I'm Nick Francis, Co-founder and CEO of Help Scout. AMA!

Hello Varun, congrats on your incredible growth! Growing at that rate can most definitely be a shock to the system, even if you do it really well. 2 :point_right: 40 in 12 months is a lot.

What I tell people is that in a remote team, at 25 people you’ll need the organization, process, and procedure of a 100+ co-located team. While that may sound like a negative thing, it’s much easier to create and implement this stuff when the team is smaller. I’m guessing cross-team collaboration is a big challenge you are facing, which typically points to a lack of clarity around process and procedure.

Many companies underestimate the investment required in their people. You can’t just hire people to built the product and expect them to work well together – you have to hire folks that focus solely on the team and culture as well. In my experience, building a culture is no easier than building a product.

At 40 people, I’d have 2-3 people on the team fully focused on what we call People Ops. It includes HR, hiring, and talent management. Hire really good people whose success measures include supporting the team and solving some of the challenges you identify.

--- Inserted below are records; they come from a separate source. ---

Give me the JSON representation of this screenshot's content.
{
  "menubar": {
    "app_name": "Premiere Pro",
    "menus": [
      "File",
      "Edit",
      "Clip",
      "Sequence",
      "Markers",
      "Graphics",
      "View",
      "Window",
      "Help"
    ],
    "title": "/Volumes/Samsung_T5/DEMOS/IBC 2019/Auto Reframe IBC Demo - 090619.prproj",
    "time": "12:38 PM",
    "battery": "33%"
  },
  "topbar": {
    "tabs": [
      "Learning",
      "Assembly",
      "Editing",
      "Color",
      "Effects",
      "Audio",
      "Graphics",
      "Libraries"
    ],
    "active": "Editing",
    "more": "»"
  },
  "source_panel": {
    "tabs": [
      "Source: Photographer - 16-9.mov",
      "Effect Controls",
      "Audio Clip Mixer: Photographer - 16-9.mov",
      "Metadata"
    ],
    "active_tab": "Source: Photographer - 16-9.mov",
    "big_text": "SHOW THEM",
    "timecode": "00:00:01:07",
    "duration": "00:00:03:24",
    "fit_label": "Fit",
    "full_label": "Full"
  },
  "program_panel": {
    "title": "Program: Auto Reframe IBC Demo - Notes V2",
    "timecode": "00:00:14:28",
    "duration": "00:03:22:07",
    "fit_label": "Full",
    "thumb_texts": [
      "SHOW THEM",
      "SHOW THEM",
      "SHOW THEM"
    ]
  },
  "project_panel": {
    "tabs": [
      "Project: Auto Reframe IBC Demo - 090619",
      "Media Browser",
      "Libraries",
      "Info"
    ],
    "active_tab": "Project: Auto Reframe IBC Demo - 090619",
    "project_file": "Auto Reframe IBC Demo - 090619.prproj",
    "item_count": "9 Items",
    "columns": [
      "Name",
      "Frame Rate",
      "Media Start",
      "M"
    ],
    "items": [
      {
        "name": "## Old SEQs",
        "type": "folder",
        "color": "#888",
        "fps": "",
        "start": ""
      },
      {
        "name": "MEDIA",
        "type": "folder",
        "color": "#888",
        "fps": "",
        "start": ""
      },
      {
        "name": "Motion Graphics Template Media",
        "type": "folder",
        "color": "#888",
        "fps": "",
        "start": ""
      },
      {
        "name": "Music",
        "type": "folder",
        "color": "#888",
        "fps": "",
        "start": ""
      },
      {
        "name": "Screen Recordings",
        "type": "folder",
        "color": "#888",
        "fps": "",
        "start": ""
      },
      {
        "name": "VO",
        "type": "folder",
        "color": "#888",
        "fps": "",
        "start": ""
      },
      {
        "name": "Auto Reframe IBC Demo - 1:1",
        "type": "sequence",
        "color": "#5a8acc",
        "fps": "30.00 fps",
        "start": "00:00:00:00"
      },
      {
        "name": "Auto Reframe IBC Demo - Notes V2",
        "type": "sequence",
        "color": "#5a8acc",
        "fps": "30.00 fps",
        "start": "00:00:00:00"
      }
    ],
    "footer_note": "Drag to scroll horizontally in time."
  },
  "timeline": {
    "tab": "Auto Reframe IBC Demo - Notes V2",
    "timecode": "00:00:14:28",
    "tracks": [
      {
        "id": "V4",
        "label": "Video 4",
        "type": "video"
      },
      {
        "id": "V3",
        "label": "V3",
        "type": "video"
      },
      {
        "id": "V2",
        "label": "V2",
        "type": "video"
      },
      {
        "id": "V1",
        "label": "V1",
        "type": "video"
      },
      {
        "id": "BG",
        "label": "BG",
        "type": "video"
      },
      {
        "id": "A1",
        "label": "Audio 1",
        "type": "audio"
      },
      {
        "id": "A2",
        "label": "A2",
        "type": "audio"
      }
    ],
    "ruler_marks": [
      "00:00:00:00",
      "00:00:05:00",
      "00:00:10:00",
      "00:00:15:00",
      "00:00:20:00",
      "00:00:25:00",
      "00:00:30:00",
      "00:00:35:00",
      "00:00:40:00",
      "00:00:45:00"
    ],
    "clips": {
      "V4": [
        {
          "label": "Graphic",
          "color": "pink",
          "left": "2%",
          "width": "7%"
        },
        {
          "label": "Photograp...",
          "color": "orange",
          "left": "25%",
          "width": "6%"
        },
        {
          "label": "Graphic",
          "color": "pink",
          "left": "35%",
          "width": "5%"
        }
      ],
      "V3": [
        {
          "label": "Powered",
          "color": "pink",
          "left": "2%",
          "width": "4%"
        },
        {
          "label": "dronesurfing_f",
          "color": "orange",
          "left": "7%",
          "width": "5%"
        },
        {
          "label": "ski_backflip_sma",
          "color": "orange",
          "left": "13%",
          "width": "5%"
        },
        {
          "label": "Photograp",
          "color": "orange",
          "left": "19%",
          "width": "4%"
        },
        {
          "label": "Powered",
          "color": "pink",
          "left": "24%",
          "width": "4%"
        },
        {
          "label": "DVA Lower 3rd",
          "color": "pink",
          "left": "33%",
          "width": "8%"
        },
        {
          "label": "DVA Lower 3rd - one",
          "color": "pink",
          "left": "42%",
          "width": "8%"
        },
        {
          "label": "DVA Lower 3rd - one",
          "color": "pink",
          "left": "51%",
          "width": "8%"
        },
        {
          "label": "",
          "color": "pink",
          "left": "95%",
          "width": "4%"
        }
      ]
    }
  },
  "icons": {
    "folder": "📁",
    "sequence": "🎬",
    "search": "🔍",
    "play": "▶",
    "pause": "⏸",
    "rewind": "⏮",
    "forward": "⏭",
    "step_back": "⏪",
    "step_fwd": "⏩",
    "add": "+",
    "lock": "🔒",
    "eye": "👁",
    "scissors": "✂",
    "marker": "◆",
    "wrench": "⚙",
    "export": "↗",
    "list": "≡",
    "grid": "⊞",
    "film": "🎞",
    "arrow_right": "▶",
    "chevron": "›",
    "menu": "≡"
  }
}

In a separate comment I mentioned the success we’ve had bringing in program management as a function:

One thing that’s been a game-changer is hiring a technical program manager to help the team work better across teams and complex projects. If I were to do it over, I’d bring this function in way earlier.

I’d also give that some thought. People Ops and Program Management will enable your team to solve hard remote challenges. You’ve just got to think way ahead in terms of making those investments.

As for hiring, I always caution that going remote is not a cost savings if you do it right – the costs are merely distributed differently than a co-located team. It hasn’t been my experience that hiring is more difficult or expensive. We get far more applicants than co-located teams and typically better quality because of the much larger hiring pool.

At your size, I think it’s worth having one in-house recruiter. Posting on job boards doesn’t typically get you very far. Otherwise I’d have to get more specifics to offer any further advice.